Assim, na Espanha, o artigo  da Lei 42/199812 reconhece o direito de aproveitamento por turno como direito real limitado sobre bens imóveis, consistindo na faculdade de desfrute exclusivo durante um período específico do ano, compreendendo tanto a estrutura da coisa quanto o seu mobiliário; e o Decreto Legislativo italiano nº 42713 do mesmo ano acrescenta ao direito de gozo de bens imóveis a tempo parcial que esse pode se dar por um período determinado ou determinável do ano, não inferior a uma semana, assim como trata o Direito Brasileiro.

Enquanto isso, no Brasil, a matéria foi primordialmente codificada de forma direta e exclusiva apenas no ano de 2018, por meio da Lei 13.777/1814.

2) Conceito e Natureza da Multipropriedade Imobiliária no Brasil

Esse instituto, recém-acrescido ao ordenamento jurídico brasileiro no rol taxativo de direitos reais, corresponde ao que em países anglófonos frequentemente é conhecido por timeshare15 ou fractional ownership, regime de propriedade fracionada estendido a bens imóveis (no Brasil, essencialmente relativo a bens imóveis) por meio do qual múltiplos são os titulares do direito real de propriedade de um bem indivisível, sobre o qual têm as faculdades inerentes àquele limitadas à fração de tempo que se titula, além de deveres nos limites dessa ficção jurídico-temporal idealizada (artigo 1.358-I CC/02).
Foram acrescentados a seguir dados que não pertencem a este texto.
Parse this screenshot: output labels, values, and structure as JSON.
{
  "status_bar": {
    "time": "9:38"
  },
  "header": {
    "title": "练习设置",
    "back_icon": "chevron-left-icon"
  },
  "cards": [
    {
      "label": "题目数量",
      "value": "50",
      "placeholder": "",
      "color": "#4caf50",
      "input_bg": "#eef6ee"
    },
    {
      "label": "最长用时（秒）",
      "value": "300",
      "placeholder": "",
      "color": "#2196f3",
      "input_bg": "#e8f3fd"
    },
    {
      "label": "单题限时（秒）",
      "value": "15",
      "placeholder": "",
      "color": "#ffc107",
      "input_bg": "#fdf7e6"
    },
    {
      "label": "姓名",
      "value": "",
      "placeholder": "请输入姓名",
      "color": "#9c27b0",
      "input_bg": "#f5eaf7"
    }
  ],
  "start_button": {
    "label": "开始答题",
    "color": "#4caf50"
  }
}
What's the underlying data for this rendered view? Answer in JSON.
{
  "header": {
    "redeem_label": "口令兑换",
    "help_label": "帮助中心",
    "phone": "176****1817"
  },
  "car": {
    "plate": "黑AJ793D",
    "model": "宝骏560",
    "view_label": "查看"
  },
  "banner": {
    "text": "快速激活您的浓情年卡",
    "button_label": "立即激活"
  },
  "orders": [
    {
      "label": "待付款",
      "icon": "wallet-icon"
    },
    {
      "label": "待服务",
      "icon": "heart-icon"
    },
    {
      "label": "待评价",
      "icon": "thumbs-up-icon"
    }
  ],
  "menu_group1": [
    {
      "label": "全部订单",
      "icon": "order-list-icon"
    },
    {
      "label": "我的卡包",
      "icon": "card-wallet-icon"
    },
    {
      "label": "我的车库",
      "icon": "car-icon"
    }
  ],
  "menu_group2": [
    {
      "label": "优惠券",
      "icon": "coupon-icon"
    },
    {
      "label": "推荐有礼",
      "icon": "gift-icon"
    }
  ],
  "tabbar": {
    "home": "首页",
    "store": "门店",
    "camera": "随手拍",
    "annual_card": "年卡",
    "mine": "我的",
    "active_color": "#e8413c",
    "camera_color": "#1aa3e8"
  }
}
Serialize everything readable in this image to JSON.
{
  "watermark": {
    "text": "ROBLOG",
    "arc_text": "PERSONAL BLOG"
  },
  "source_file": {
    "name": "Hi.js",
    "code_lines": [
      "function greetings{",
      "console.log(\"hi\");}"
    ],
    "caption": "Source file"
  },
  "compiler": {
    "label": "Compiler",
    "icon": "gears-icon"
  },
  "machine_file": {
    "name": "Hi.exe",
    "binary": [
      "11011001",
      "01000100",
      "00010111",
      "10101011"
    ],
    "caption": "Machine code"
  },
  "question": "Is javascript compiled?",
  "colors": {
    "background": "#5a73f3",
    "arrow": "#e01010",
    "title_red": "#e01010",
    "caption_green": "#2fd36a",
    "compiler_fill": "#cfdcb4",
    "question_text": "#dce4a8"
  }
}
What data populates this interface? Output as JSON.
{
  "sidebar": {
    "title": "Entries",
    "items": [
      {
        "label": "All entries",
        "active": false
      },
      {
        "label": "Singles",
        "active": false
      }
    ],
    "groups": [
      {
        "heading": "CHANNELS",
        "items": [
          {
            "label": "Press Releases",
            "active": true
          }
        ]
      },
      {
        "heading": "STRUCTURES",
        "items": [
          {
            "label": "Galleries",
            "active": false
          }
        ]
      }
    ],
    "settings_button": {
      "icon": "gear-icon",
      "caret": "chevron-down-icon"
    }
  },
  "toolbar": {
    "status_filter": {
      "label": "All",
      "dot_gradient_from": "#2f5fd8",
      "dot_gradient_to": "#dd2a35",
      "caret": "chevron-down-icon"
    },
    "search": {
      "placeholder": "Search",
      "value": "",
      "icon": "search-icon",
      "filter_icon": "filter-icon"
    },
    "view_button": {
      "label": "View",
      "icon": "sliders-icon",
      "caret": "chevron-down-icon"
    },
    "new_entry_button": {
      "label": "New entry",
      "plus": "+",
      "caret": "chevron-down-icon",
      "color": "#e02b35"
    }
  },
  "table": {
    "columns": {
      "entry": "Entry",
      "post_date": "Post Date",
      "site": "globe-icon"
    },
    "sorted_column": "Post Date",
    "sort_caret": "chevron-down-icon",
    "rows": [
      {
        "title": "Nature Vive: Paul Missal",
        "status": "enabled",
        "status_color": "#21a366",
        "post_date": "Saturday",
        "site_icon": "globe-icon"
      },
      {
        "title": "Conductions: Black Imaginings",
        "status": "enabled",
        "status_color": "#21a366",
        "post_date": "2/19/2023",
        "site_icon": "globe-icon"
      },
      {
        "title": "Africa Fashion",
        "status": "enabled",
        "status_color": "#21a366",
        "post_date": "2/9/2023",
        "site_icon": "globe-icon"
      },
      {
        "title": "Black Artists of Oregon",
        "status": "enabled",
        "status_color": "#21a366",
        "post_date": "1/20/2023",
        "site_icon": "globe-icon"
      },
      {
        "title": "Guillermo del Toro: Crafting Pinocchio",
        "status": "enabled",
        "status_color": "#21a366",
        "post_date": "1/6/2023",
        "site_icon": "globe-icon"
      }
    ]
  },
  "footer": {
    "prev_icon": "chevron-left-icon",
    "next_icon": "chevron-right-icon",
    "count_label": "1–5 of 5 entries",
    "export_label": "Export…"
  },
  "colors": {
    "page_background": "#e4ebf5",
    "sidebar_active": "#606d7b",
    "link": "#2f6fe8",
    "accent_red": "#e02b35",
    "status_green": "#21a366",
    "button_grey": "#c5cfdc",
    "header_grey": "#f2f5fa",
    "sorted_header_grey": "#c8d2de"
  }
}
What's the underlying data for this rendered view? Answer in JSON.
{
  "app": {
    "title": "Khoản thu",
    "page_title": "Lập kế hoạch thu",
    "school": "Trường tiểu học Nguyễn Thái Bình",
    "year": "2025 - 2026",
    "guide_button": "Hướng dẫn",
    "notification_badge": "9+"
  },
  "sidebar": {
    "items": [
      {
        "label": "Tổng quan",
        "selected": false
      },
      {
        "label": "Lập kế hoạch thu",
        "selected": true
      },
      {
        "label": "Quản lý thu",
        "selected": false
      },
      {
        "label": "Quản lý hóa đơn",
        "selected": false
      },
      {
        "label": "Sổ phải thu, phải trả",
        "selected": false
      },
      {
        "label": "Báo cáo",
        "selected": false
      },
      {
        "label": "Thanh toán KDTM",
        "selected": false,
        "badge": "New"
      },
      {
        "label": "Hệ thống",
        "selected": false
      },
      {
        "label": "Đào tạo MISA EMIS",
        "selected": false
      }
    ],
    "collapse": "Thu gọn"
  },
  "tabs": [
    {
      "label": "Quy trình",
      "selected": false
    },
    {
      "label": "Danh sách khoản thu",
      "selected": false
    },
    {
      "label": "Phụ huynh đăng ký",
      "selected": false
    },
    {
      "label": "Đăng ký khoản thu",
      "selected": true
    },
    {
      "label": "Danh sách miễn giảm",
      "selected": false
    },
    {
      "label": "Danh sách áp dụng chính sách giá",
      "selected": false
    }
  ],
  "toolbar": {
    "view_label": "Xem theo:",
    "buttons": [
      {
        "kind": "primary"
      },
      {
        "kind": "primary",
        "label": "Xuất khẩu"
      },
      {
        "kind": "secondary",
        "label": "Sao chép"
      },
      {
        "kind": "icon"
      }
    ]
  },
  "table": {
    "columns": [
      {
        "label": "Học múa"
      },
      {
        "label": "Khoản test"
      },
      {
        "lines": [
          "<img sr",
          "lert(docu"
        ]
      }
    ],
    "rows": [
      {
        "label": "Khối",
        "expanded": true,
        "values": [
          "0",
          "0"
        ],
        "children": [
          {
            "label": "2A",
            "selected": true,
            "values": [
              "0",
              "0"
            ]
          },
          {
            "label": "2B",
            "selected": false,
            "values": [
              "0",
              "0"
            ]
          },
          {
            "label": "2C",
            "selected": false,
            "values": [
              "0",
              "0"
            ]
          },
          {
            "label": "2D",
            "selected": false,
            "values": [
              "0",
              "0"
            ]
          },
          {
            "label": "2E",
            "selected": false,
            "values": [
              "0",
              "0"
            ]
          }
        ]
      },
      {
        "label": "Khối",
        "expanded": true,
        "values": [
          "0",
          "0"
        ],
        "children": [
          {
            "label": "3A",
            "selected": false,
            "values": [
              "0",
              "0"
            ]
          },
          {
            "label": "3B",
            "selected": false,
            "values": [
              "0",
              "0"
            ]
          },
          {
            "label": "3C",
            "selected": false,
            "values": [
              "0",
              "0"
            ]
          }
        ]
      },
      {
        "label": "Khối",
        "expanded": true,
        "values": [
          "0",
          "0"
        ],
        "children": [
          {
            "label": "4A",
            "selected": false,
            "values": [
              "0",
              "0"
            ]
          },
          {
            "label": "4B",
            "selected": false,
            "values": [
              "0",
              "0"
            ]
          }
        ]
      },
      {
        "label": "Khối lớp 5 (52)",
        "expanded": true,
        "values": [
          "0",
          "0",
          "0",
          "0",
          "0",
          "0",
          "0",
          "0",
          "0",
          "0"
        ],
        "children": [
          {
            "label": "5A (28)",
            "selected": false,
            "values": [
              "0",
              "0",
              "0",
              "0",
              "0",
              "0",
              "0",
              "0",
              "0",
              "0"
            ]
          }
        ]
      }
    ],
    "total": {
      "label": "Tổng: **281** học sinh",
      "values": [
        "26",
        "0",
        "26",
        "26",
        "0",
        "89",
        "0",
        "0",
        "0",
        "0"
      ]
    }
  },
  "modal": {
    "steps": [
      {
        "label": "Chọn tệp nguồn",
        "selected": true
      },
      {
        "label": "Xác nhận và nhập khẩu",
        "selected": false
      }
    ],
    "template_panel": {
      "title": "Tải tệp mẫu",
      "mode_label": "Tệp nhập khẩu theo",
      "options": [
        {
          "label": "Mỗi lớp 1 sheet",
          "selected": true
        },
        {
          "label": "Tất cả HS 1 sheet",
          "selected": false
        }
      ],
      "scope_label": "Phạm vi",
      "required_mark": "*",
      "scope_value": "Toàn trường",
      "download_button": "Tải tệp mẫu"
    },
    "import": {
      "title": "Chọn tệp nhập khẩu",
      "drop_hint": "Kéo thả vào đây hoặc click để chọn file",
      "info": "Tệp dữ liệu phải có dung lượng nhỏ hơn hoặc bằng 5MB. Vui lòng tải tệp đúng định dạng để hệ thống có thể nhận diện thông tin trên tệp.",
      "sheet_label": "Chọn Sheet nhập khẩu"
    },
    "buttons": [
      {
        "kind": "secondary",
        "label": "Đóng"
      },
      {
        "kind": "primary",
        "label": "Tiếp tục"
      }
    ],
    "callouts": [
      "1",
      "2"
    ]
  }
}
Cabe acrescentar que a época ou temporada do ano em que o uso lhe é de direito também exerce influência sobre as responsabilidades pecuniárias do proprietário frente ao imóvel, o que permitiria que frações de tempo quantitativamente correspondentes façam jus a pecúnia atributiva mais ou menos elevada.

Define-o o Código Civil Brasileiro de 2002, alterado pela Lei da Multipropriedade Imobiliária (Lei 13.777/2018):

Art. 1.358-C. Multipropriedade é o regime de condomínio em que cada um dos proprietários de um mesmo imóvel é titular de uma fração de tempo, à qual corresponde à faculdade de uso e gozo, com exclusividade, da totalidade do imóvel, a ser exercida pelos proprietários de forma alternada.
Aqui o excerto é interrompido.